The greater irony, though, is that those who do care are outcasts themselves - Oshima, a yakuza, and Sapp, a teenage punk working as a 'talent scout'. A Japanese businessman can be rotten beneath his suit and soft demeanour, while KoGals, punks and yakuzas are the ones with principles.

One might accuse Harada - who reportedly was upset by what he saw in one panty-shop - of stereotyping men in Bounce by turning them into deformed caricatures. But again, the film deals with a nation of men infamous for its lolita-complex (or loli-con, as it's called in Japan), and a city where the peddling of soft-porn featuring children as young as 12 is widespread.

"It's a scary place to live in today," Lisa counters Oshima when the yakuza lectures her. Bounce protests on behalf of these girls by shaking an angry fist against the society and media which the director sees as being equally guilty, if not totally.

Harada's compassion towards the KoGals in his film is tinged with much rue and sadness. Jonko, too headstrong for her own good, soon finds herself and her friends in trouble with the yakuzas. But one character who leaves an impression is Mura, Jonko and Raku's friend who finds it hard keeping up with the rest. The film starts with her at a clinic waiting for an abortion, and ends with the girl tragically losing her left eye after being attacked by a client. The dressing down Oshima gives Jonko later at the hospital is probably one of the high points of the film that'll stay in my mind for a while. There's nothing glamorous about the KoGal lifestyle, and ultimately it's the more reserved Lisa who teaches Jonko and Raku a thing or two about life.

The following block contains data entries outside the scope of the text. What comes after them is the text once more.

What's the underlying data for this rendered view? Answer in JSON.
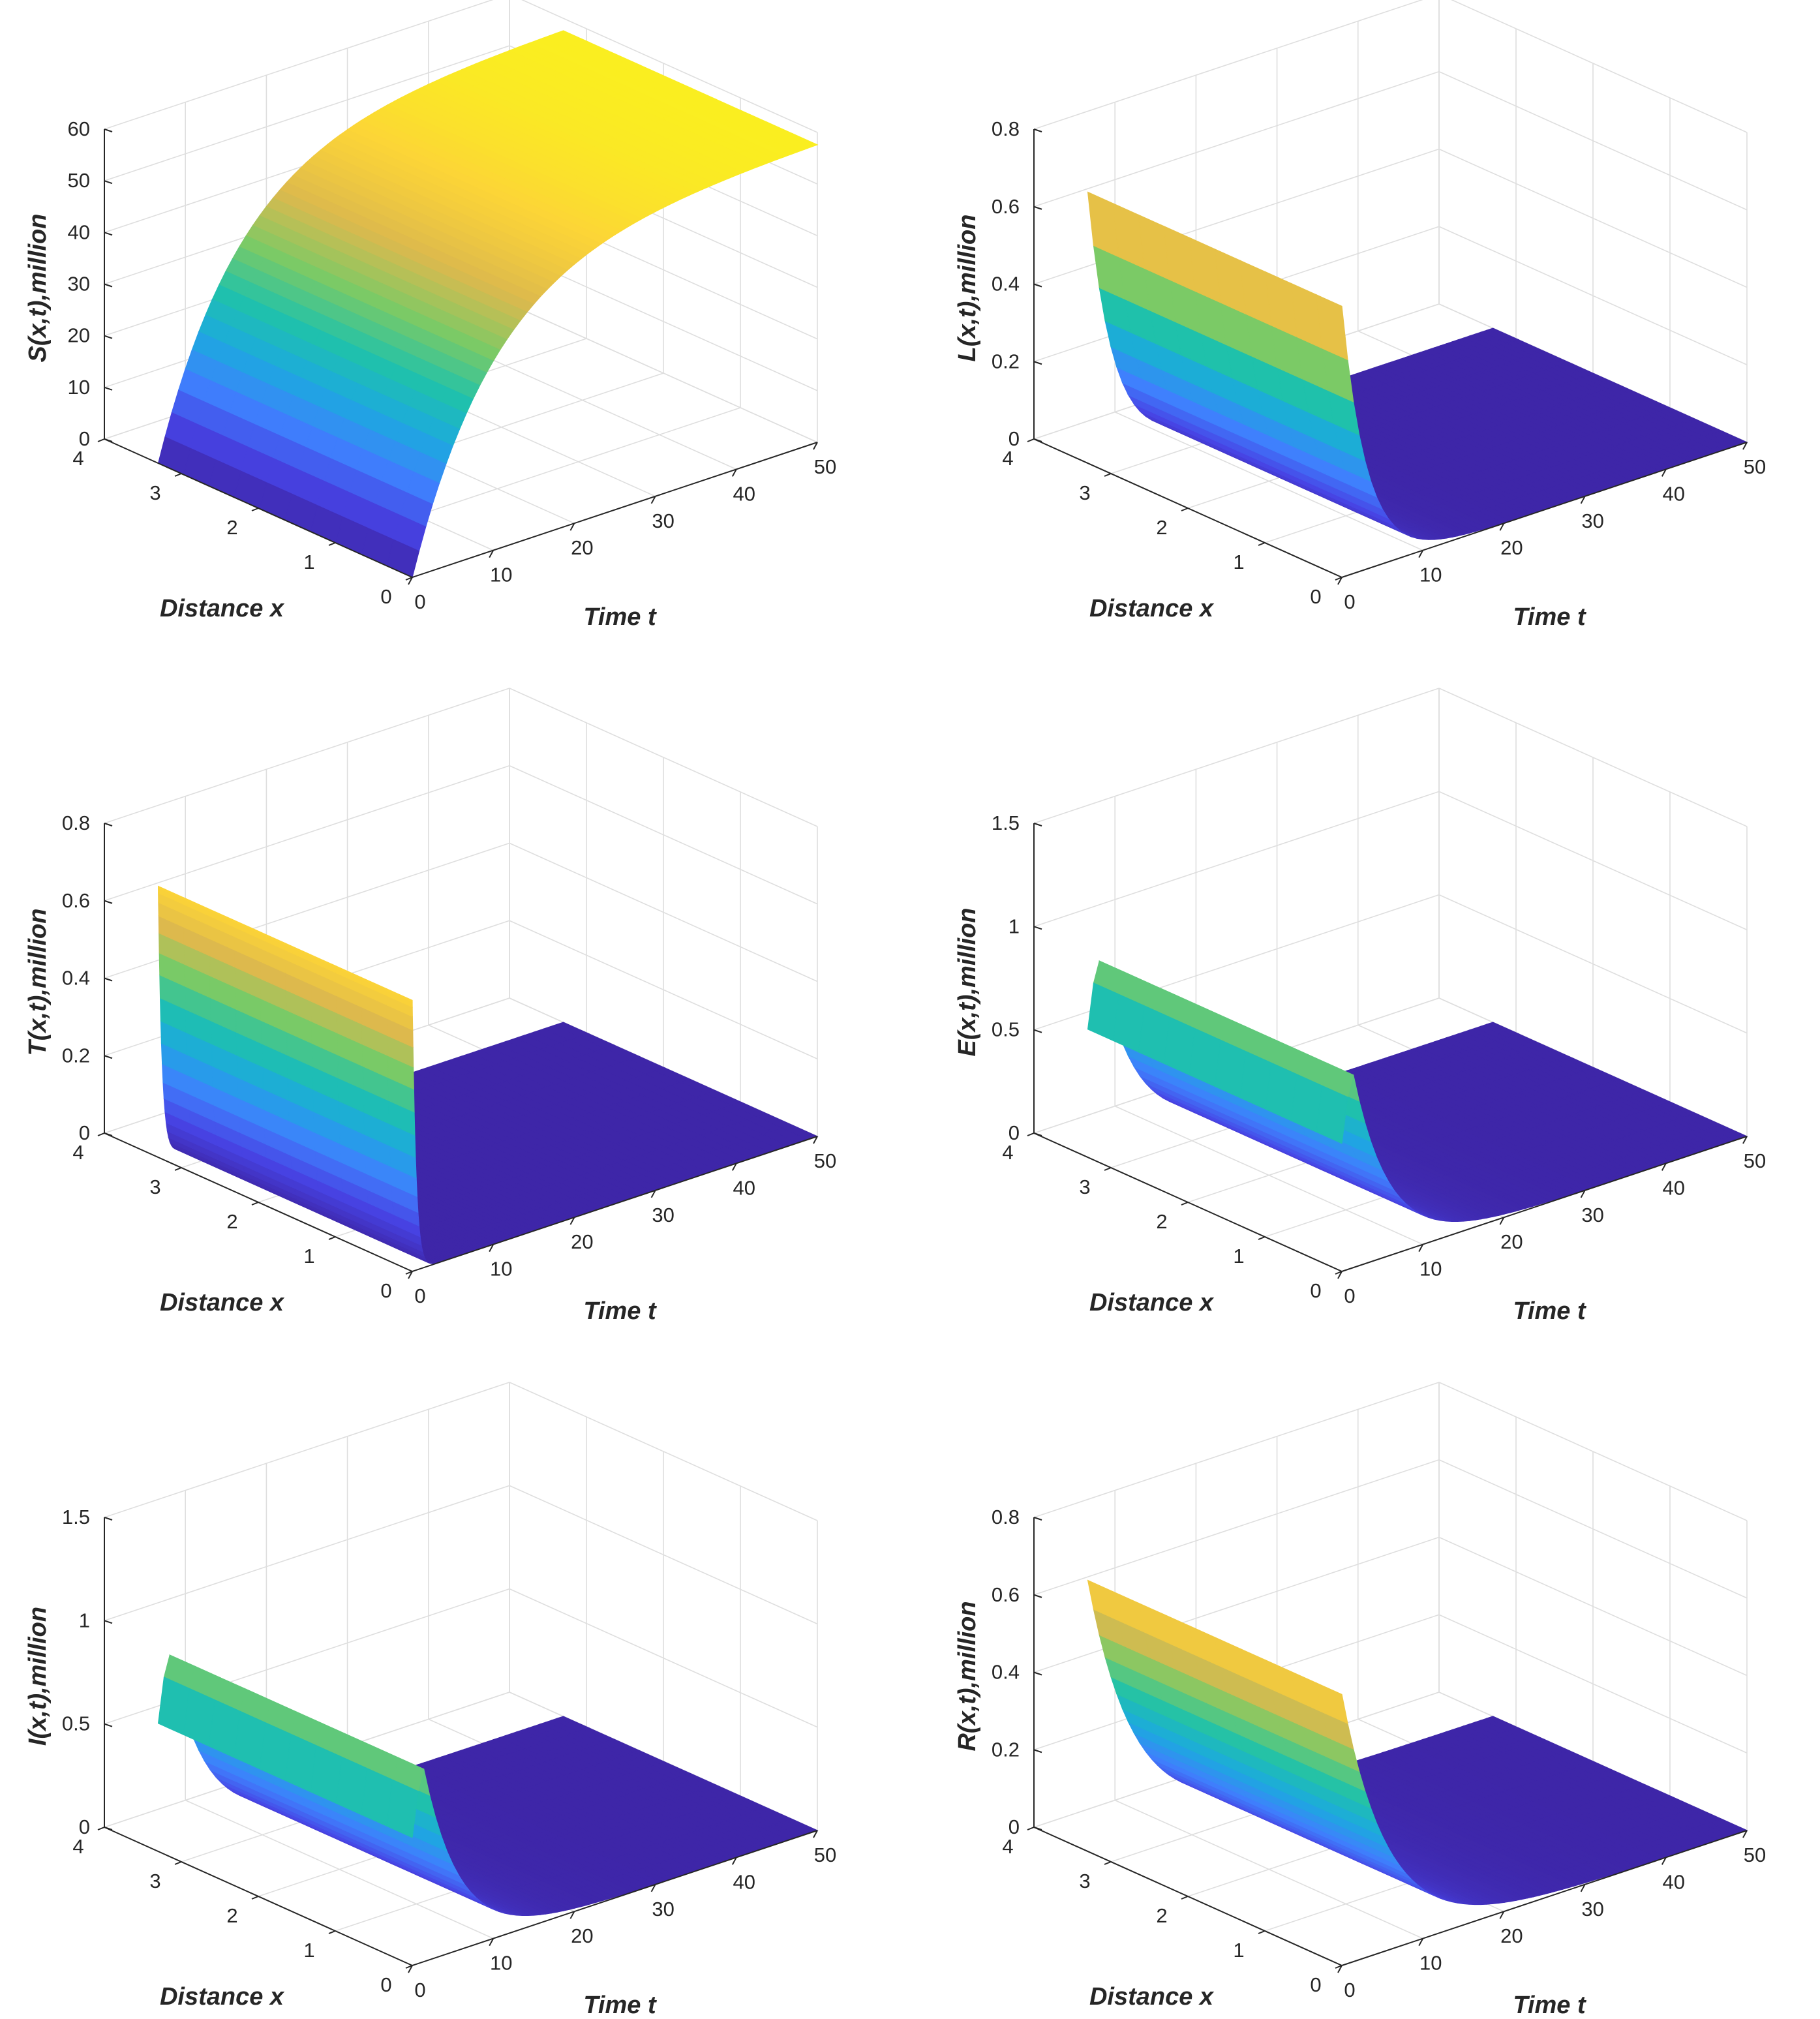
{
  "figure": {
    "colormap": [
      "#3e26a8",
      "#4743e4",
      "#3f80fd",
      "#1ca9df",
      "#1fc2aa",
      "#7bca66",
      "#ddb94d",
      "#fcd437",
      "#f9fb15"
    ],
    "grid_color": "#dedede",
    "axis_color": "#262626"
  },
  "chart_data": [
    {
      "type": "surface",
      "title": "",
      "zlabel": "S(x,t),million",
      "xlabel": "Distance x",
      "tlabel": "Time t",
      "xlim": [
        0,
        4
      ],
      "tlim": [
        0,
        50
      ],
      "zlim": [
        0,
        60
      ],
      "xticks": [
        0,
        1,
        2,
        3,
        4
      ],
      "tticks": [
        0,
        10,
        20,
        30,
        40,
        50
      ],
      "zticks": [
        0,
        10,
        20,
        30,
        40,
        50,
        60
      ],
      "surface": {
        "x_range": [
          0,
          3.3
        ],
        "t_range": [
          0,
          50
        ],
        "profile": "rise",
        "peak": 58,
        "rate": 0.1
      },
      "mesh": false
    },
    {
      "type": "surface",
      "title": "",
      "zlabel": "L(x,t),million",
      "xlabel": "Distance x",
      "tlabel": "Time t",
      "xlim": [
        0,
        4
      ],
      "tlim": [
        0,
        50
      ],
      "zlim": [
        0,
        0.8
      ],
      "xticks": [
        0,
        1,
        2,
        3,
        4
      ],
      "tticks": [
        0,
        10,
        20,
        30,
        40,
        50
      ],
      "zticks": [
        0,
        0.2,
        0.4,
        0.6,
        0.8
      ],
      "surface": {
        "x_range": [
          0,
          3.3
        ],
        "t_range": [
          0,
          50
        ],
        "profile": "decay",
        "peak": 0.7,
        "rate": 0.32
      },
      "mesh": true
    },
    {
      "type": "surface",
      "title": "",
      "zlabel": "T(x,t),million",
      "xlabel": "Distance x",
      "tlabel": "Time t",
      "xlim": [
        0,
        4
      ],
      "tlim": [
        0,
        50
      ],
      "zlim": [
        0,
        0.8
      ],
      "xticks": [
        0,
        1,
        2,
        3,
        4
      ],
      "tticks": [
        0,
        10,
        20,
        30,
        40,
        50
      ],
      "zticks": [
        0,
        0.2,
        0.4,
        0.6,
        0.8
      ],
      "surface": {
        "x_range": [
          0,
          3.3
        ],
        "t_range": [
          0,
          50
        ],
        "profile": "decay",
        "peak": 0.7,
        "rate": 2.2
      },
      "mesh": true
    },
    {
      "type": "surface",
      "title": "",
      "zlabel": "E(x,t),million",
      "xlabel": "Distance x",
      "tlabel": "Time t",
      "xlim": [
        0,
        4
      ],
      "tlim": [
        0,
        50
      ],
      "zlim": [
        0,
        1.5
      ],
      "xticks": [
        0,
        1,
        2,
        3,
        4
      ],
      "tticks": [
        0,
        10,
        20,
        30,
        40,
        50
      ],
      "zticks": [
        0,
        0.5,
        1,
        1.5
      ],
      "surface": {
        "x_range": [
          0,
          3.3
        ],
        "t_range": [
          0,
          50
        ],
        "profile": "hump",
        "peak": 0.98,
        "start": 0.62,
        "rate": 0.22
      },
      "mesh": true
    },
    {
      "type": "surface",
      "title": "",
      "zlabel": "I(x,t),million",
      "xlabel": "Distance x",
      "tlabel": "Time t",
      "xlim": [
        0,
        4
      ],
      "tlim": [
        0,
        50
      ],
      "zlim": [
        0,
        1.5
      ],
      "xticks": [
        0,
        1,
        2,
        3,
        4
      ],
      "tticks": [
        0,
        10,
        20,
        30,
        40,
        50
      ],
      "zticks": [
        0,
        0.5,
        1,
        1.5
      ],
      "surface": {
        "x_range": [
          0,
          3.3
        ],
        "t_range": [
          0,
          50
        ],
        "profile": "hump",
        "peak": 0.98,
        "start": 0.62,
        "rate": 0.22
      },
      "mesh": true
    },
    {
      "type": "surface",
      "title": "",
      "zlabel": "R(x,t),million",
      "xlabel": "Distance x",
      "tlabel": "Time t",
      "xlim": [
        0,
        4
      ],
      "tlim": [
        0,
        50
      ],
      "zlim": [
        0,
        0.8
      ],
      "xticks": [
        0,
        1,
        2,
        3,
        4
      ],
      "tticks": [
        0,
        10,
        20,
        30,
        40,
        50
      ],
      "zticks": [
        0,
        0.2,
        0.4,
        0.6,
        0.8
      ],
      "surface": {
        "x_range": [
          0,
          3.3
        ],
        "t_range": [
          0,
          50
        ],
        "profile": "decay",
        "peak": 0.7,
        "rate": 0.17
      },
      "mesh": false
    }
  ]
}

For their part, the actress-trio Hitomi Sato, Yasue Sato, and Yukiko Okamoto put in memorable performances as Jonko, Raku, and Lisa respectively. The chemistry between them lends much credibility to a story hinged on the three girls' camaraderie. As it is, I ended up feeling for them, and their tearful farewell in the end was as painful for me as it probably was for them in the story. Veteran actor Koju Yakusho (Lost Paradise, Shall we Dance?) was also impressive as the somewhat fatherly yakuza Oshima.

The direction is wonderful, with the film switching seamlessly between the crowded streets of Shibuya to the seedy and claustrophobic premises where KoGals operate, and then to the serenity of the parks and temples where the girls (and the film) pause only occasionally to reflect.

This is one of Harada's best films to date. True, it lacks the action Kamikaze Taxi has on-screen, but as a social-drama, Bounce KoGALS pulls no punches, nor does it try too hard moralising the issue. It only retells the threesome's story as we follow them from one encounter to encounter. Yet when it's over, none of us can remain unaffected.

Poignant but optimistic, Bounce KoGALS is a beautiful subcultural coming-of-age film that's probably one of the best to have come out of Japan in 1997.